Monastic leaders accordingly began to organise communities of monks with definite regulations to order their lives. The first to do this was Pachomius, who established a monastery at Tabennisi on the Nile. But the greatest of early organisers of monasteries was Basil, Bishop of Caesarea in Cappadocia.
Under him the monks were strictly disciplined and kept constantly at work and prayer. He encouraged useful work such as agriculture and nursing, and he utilised the services of his monks in staffing the hospital he built around his cathedral in Caesarea. His monastic and ecclesiastical foundations became so great that Gregory of Nazianzus compared them to a second city of Caesarea.
Basil's monastic order set the type for eastern monasticism in general. In the West, the outstanding name associated with the monastic movement was Martin of Tours. He first founded a monastery near Poitiers about 360 and later on he established another at Tours. His fame spread throughout western Europe and he may be regarded as the real founder of western monasticism.
By the end of the fourth century monasteries were to be found everywhere, from remote Britain to lands beyond the eastern frontier of the empire.
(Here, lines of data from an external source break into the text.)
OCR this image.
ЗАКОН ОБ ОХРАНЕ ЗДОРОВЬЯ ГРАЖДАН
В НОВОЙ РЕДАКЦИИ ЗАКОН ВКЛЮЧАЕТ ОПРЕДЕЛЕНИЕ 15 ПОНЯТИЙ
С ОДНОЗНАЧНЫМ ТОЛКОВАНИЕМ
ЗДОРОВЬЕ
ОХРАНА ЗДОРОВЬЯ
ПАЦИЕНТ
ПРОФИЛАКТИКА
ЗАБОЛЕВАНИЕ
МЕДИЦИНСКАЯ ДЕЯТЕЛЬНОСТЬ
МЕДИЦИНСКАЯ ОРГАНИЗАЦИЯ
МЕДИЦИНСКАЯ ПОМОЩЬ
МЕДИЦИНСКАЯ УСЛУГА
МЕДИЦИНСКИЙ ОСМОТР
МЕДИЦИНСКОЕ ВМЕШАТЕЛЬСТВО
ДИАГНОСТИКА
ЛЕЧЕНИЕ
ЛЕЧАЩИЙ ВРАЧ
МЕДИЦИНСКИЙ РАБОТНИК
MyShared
Founded with the idea of withdrawing men from the world, monasteries became the means of qualifying them for serving the world as missionaries, teachers and leaders in the Church.
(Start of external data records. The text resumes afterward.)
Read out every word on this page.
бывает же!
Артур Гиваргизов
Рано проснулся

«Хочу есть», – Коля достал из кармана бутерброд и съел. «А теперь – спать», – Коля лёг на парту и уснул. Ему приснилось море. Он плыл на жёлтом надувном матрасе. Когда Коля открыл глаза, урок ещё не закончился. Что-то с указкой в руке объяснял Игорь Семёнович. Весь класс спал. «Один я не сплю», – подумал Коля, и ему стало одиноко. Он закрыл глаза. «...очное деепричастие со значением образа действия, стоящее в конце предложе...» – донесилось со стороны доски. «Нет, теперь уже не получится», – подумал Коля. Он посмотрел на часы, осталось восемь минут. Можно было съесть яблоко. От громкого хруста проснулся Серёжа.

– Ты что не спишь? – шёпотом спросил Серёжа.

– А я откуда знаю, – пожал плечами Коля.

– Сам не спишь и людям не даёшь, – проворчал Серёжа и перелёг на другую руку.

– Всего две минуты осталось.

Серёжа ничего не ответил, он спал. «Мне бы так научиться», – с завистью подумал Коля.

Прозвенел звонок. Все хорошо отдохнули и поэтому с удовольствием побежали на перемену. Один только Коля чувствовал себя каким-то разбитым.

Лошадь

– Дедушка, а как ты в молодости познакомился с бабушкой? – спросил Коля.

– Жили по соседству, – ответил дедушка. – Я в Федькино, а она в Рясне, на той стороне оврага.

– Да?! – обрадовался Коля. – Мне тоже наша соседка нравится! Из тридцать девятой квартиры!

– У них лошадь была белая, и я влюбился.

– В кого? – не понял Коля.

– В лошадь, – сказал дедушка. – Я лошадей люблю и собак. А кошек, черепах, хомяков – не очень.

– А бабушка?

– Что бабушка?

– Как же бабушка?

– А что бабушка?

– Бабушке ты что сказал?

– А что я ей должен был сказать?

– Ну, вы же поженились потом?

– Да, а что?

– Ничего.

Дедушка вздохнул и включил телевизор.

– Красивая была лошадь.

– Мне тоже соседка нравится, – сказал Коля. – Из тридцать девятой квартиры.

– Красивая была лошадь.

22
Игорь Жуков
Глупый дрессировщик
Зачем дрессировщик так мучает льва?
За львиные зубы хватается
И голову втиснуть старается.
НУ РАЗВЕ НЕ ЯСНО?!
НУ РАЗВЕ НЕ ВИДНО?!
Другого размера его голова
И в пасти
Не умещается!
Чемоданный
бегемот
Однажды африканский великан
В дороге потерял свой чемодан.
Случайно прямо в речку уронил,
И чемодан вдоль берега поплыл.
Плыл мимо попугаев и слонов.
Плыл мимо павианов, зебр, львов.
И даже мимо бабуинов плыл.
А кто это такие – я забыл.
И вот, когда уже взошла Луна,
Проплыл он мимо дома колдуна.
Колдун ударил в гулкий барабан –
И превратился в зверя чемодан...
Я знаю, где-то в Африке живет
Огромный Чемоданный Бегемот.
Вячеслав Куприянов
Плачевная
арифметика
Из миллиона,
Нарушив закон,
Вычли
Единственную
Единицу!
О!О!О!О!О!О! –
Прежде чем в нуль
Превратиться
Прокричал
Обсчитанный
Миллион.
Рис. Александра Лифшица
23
The Changing World of the Fifth Century.
After the death of Theodosius in 395, the Roman Empire was again divided, the two sons of Theodosius, Arcadius and Honorius, taking over the eastern and western empires respectively. From this time on, the two parts tended to become independent of each other and to form separate empires.
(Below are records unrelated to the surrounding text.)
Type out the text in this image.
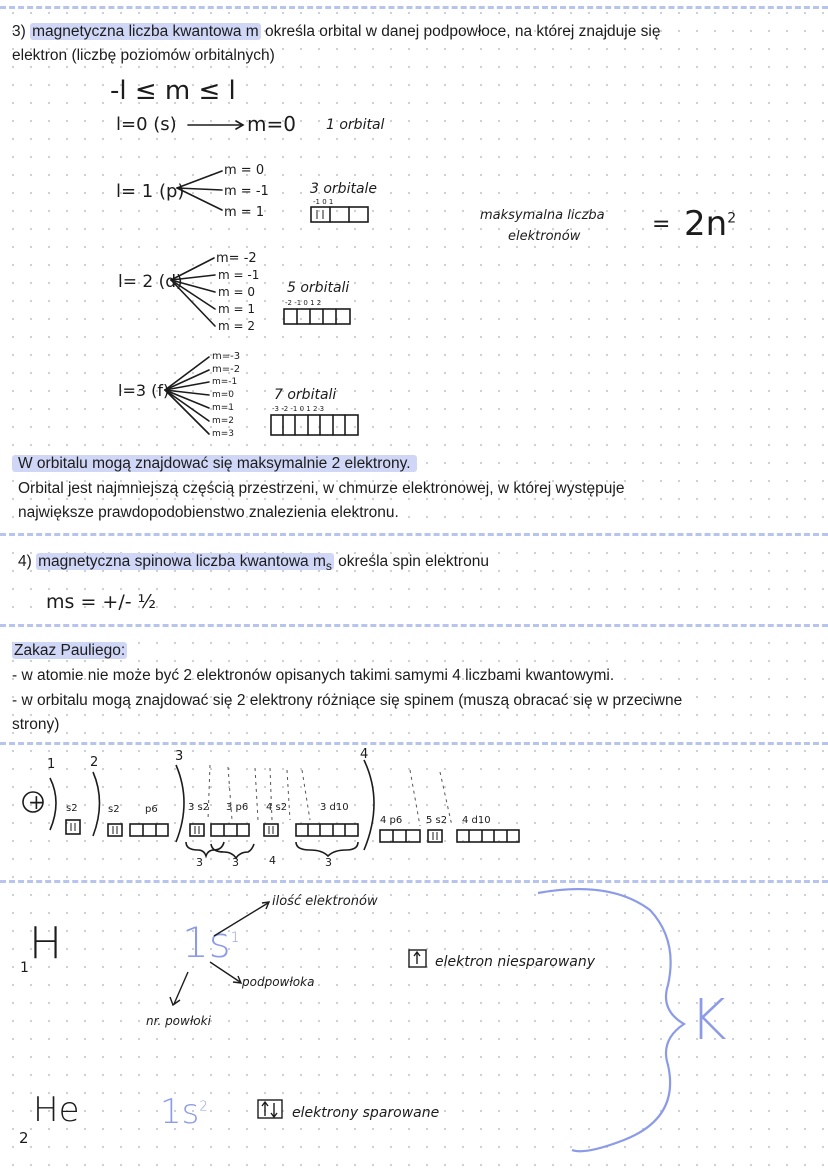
3) magnetyczna liczba kwantowa m określa orbital w danej podpowłoce, na której znajduje się
elektron (liczbę poziomów orbitalnych)
-l ≤ m ≤ l
l=0 (s)	m=0 1 orbital
l= 1 (p)
m = 0
m = -1
m = 1
3 orbitale
-1 0 1
l= 2 (d)
m= -2
m = -1
m = 0
m = 1
m = 2
5 orbitali
-2 -1 0 1 2
l=3 (f)
m=-3
m=-2
m=-1
m=0
m=1
m=2
m=3
7 orbitali
-3 -2 -1 0 1 2 3
maksymalna liczba
elektronów	= $2n^2$
W orbitalu mogą znajdować się maksymalnie 2 elektrony.
Orbital jest najmniejszą częścią przestrzeni, w chmurze elektronowej, w której występuje
największe prawdopodobienstwo znalezienia elektronu.
4) magnetyczna spinowa liczba kwantowa $m_s$ określa spin elektronu
ms = +/- ½
Zakaz Pauliego:
- w atomie nie może być 2 elektronów opisanych takimi samymi 4 liczbami kwantowymi.
- w orbitalu mogą znajdować się 2 elektrony różniące się spinem (muszą obracać się w przeciwne
strony)
+
1	2	3	4
s2	s2	p6	3 s2 3 p6 4 s2	3 d10
4 p6 5 s2 4 d10
3	3	4	3
1 H	$1s^1$
ilość elektronów
podpowłoka
nr. powłoki
elektron niesparowany
2
He $1s^2$	elektrony sparowane
K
In the east, after the battle of Adrianople in 378, there was a long period of peace; but the separation of the eastern empire from Italy caused it to lose its Roman character, and to develop as a Hellenistic (Greek) kingdom, with a Christian Church and Roman laws.
In the West, German invasions hastened the break-up of an empire which was already weakening. In 408 the Gothic chieftain Alaric broke into central Italy and in 410 he sacked the city of Rome. Between 409 and 419 northern Gaul was conquered by the Franks and Spain by the Vandals. In 429 the Vandals passed over into North Africa and established pirate bases.
The last notable Roman victory was won in 451 when the general Aetius repulsed the Hun chieftain Attila in central France. In 455 the Vandal chief, Genseric, attacked from the sea and plundered Rome. Finally, in 476, a German general named Odoacer deposed the last emperor, Romulus Augustulus, and reigned as king in Italy, thus bringing the history of the western empire to an end.